La misma frase, el mismo tono. Una letanía. Cada “no me consta” sonaba como el clic de una pistola descargada.

Retrato en blanco y negro de un hombre con gafas oscuras en primer plano y una mujer trabajando en un laboratorio al fondo junto a una ventana

Yo pensaba en Úrsula von der Leyen, tan lejos de todo esto, y sin embargo presente como un retrato colgado en un despacho caro. La recordé junto a su marido químico, en los laboratorios Pfizer, sonriendo con ese aire de pureza que solo da el poder cuando huele a desinfectante. Si alguna vez miró hacia España, debió de hacerlo con la misma compasión con la que se observa un experimento que se desborda.
Y pensé también en otra Úrsula, la osa del monte Igueldo, que no aceptaba patatas sobrantes. Tenía más decencia en la mirada que muchos de los que hoy presidían comisiones.

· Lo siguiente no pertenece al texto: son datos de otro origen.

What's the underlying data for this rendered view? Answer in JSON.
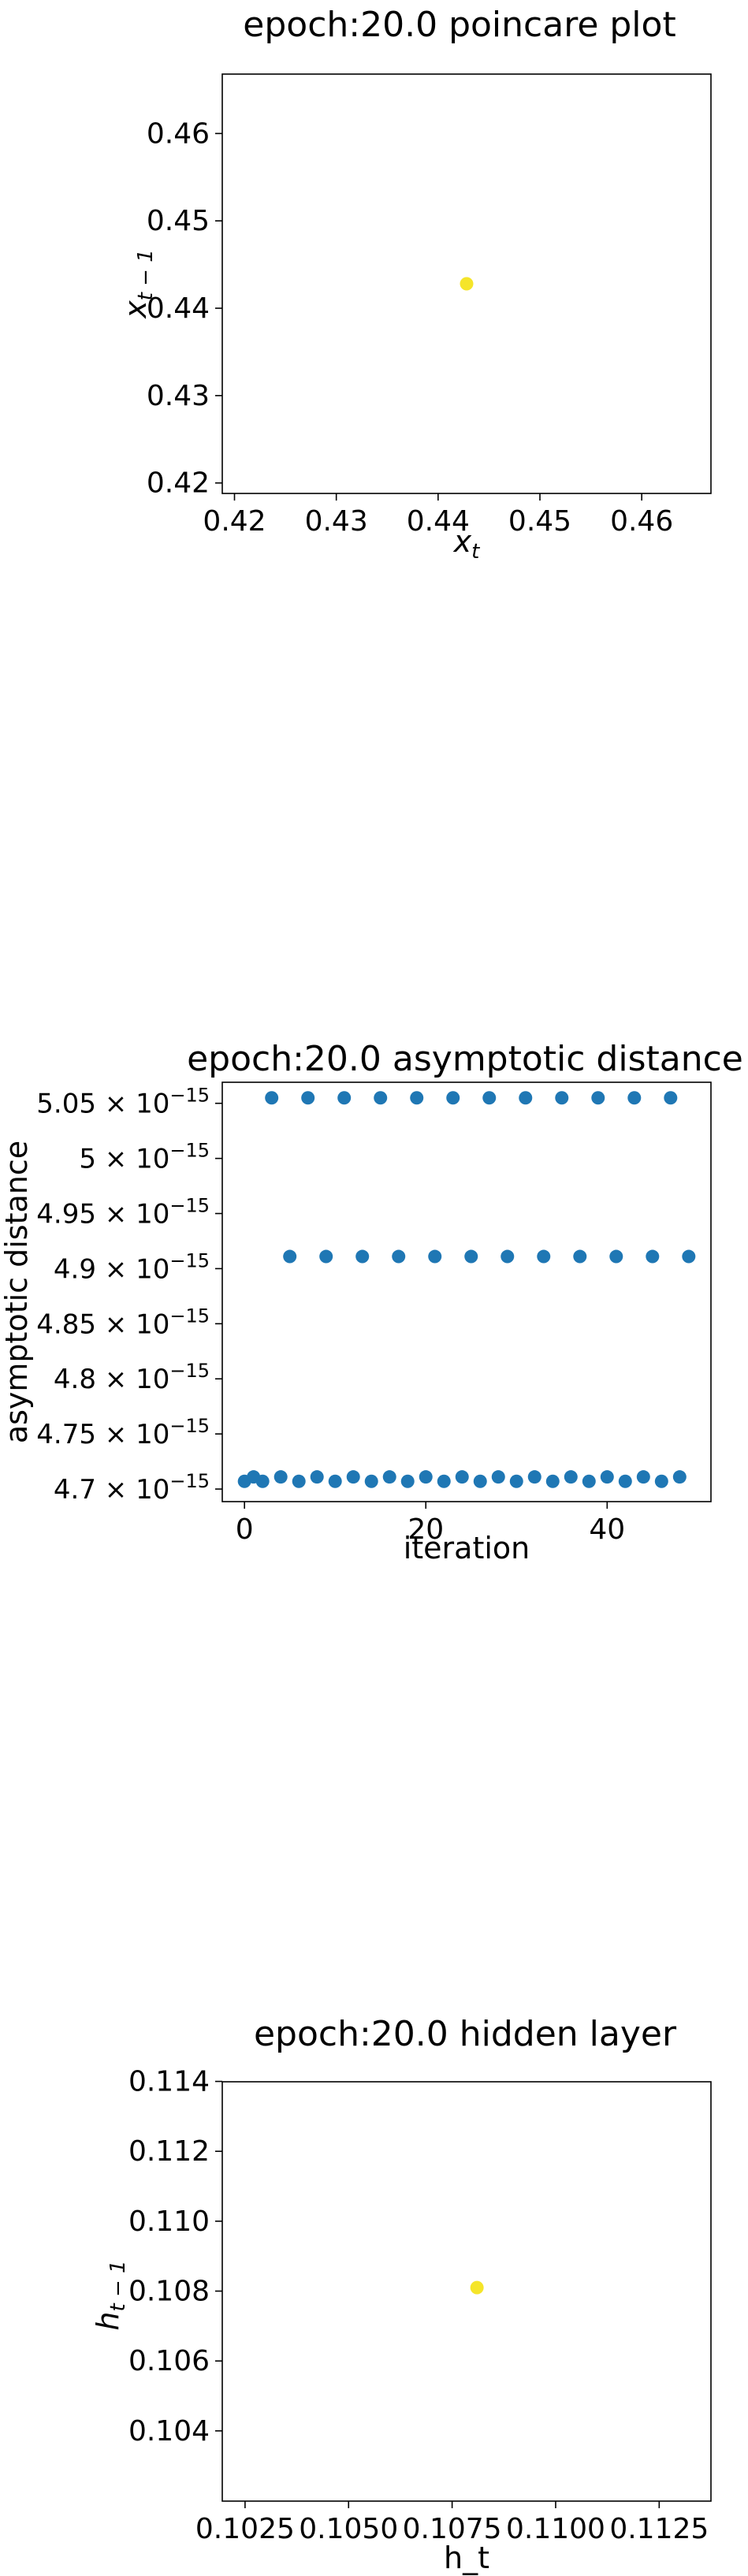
{
  "chart_data": [
    {
      "type": "scatter",
      "title": "epoch:20.0 poincare plot",
      "xlabel_base": "x",
      "xlabel_sub": "t",
      "ylabel_base": "x",
      "ylabel_sub": "t − 1",
      "xlim": [
        0.4188,
        0.4668
      ],
      "ylim": [
        0.4188,
        0.4668
      ],
      "xticks": [
        0.42,
        0.43,
        0.44,
        0.45,
        0.46
      ],
      "xtick_labels": [
        "0.42",
        "0.43",
        "0.44",
        "0.45",
        "0.46"
      ],
      "yticks": [
        0.42,
        0.43,
        0.44,
        0.45,
        0.46
      ],
      "ytick_labels": [
        "0.42",
        "0.43",
        "0.44",
        "0.45",
        "0.46"
      ],
      "point_color": "#f5e52a",
      "points": [
        {
          "x": 0.4428,
          "y": 0.4428
        }
      ]
    },
    {
      "type": "scatter",
      "title": "epoch:20.0 asymptotic distance",
      "xlabel": "iteration",
      "ylabel": "asymptotic distance",
      "xlim": [
        -2.45,
        51.45
      ],
      "ylim": [
        4.6886e-15,
        5.0691e-15
      ],
      "xticks": [
        0,
        20,
        40
      ],
      "xtick_labels": [
        "0",
        "20",
        "40"
      ],
      "yticks": [
        4.7e-15,
        4.75e-15,
        4.8e-15,
        4.85e-15,
        4.9e-15,
        4.95e-15,
        5e-15,
        5.05e-15
      ],
      "ytick_mantissas": [
        "4.7",
        "4.75",
        "4.8",
        "4.85",
        "4.9",
        "4.95",
        "5",
        "5.05"
      ],
      "ytick_times": "×",
      "ytick_base": "10",
      "ytick_exponent": "−15",
      "point_color": "#1f77b4",
      "x": [
        0,
        1,
        2,
        3,
        4,
        5,
        6,
        7,
        8,
        9,
        10,
        11,
        12,
        13,
        14,
        15,
        16,
        17,
        18,
        19,
        20,
        21,
        22,
        23,
        24,
        25,
        26,
        27,
        28,
        29,
        30,
        31,
        32,
        33,
        34,
        35,
        36,
        37,
        38,
        39,
        40,
        41,
        42,
        43,
        44,
        45,
        46,
        47,
        48,
        49
      ],
      "y": [
        4.707e-15,
        4.711e-15,
        4.707e-15,
        5.055e-15,
        4.711e-15,
        4.911e-15,
        4.707e-15,
        5.055e-15,
        4.711e-15,
        4.911e-15,
        4.707e-15,
        5.055e-15,
        4.711e-15,
        4.911e-15,
        4.707e-15,
        5.055e-15,
        4.711e-15,
        4.911e-15,
        4.707e-15,
        5.055e-15,
        4.711e-15,
        4.911e-15,
        4.707e-15,
        5.055e-15,
        4.711e-15,
        4.911e-15,
        4.707e-15,
        5.055e-15,
        4.711e-15,
        4.911e-15,
        4.707e-15,
        5.055e-15,
        4.711e-15,
        4.911e-15,
        4.707e-15,
        5.055e-15,
        4.711e-15,
        4.911e-15,
        4.707e-15,
        5.055e-15,
        4.711e-15,
        4.911e-15,
        4.707e-15,
        5.055e-15,
        4.711e-15,
        4.911e-15,
        4.707e-15,
        5.055e-15,
        4.711e-15,
        4.911e-15
      ]
    },
    {
      "type": "scatter",
      "title": "epoch:20.0 hidden layer",
      "xlabel": "h_t",
      "ylabel_base": "h",
      "ylabel_sub": "t − 1",
      "xlim": [
        0.10195,
        0.11375
      ],
      "ylim": [
        0.10199,
        0.11399
      ],
      "xticks": [
        0.1025,
        0.105,
        0.1075,
        0.11,
        0.1125
      ],
      "xtick_labels": [
        "0.1025",
        "0.1050",
        "0.1075",
        "0.1100",
        "0.1125"
      ],
      "yticks": [
        0.104,
        0.106,
        0.108,
        0.11,
        0.112,
        0.114
      ],
      "ytick_labels": [
        "0.104",
        "0.106",
        "0.108",
        "0.110",
        "0.112",
        "0.114"
      ],
      "point_color": "#f5e52a",
      "points": [
        {
          "x": 0.1081,
          "y": 0.1081
        }
      ]
    }
  ]
}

La sesión siguió su curso, larga y triste como una misa sin fe. Cada senador lanzaba una pregunta esperando encontrar la grieta. Pero Pedro Sánchez parecía hecho de cemento frío. Sonreía, negaba, ironizaba.
En una pausa, el cronista —yo— bajó al bar del Senado. Allí, entre vasos de agua y prensa doblada, un inspector retirado observaba la televisión.
—No se le va a atrapar por lo que dice —murmuró—. Se le atrapará por lo que olvida.
—¿Usted cree que olvida?
—Nadie olvida así. Ese tipo recuerda hasta el color de los sobres.
El inspector se levantó, dejó unas monedas y desapareció como si el caso no fuera suyo, sino de todos.

Esa noche, al salir, la lluvia volvía a caer con un rumor metálico. Madrid olía a café rancio y a miedo. Pensé en lo que había visto: un político con gafas sin graduar y memoria sin contenido; un país entero jugando al “no me consta”.
Y anoté en mi libreta: El problema no es la corrupción. Es el estilo con que la defienden.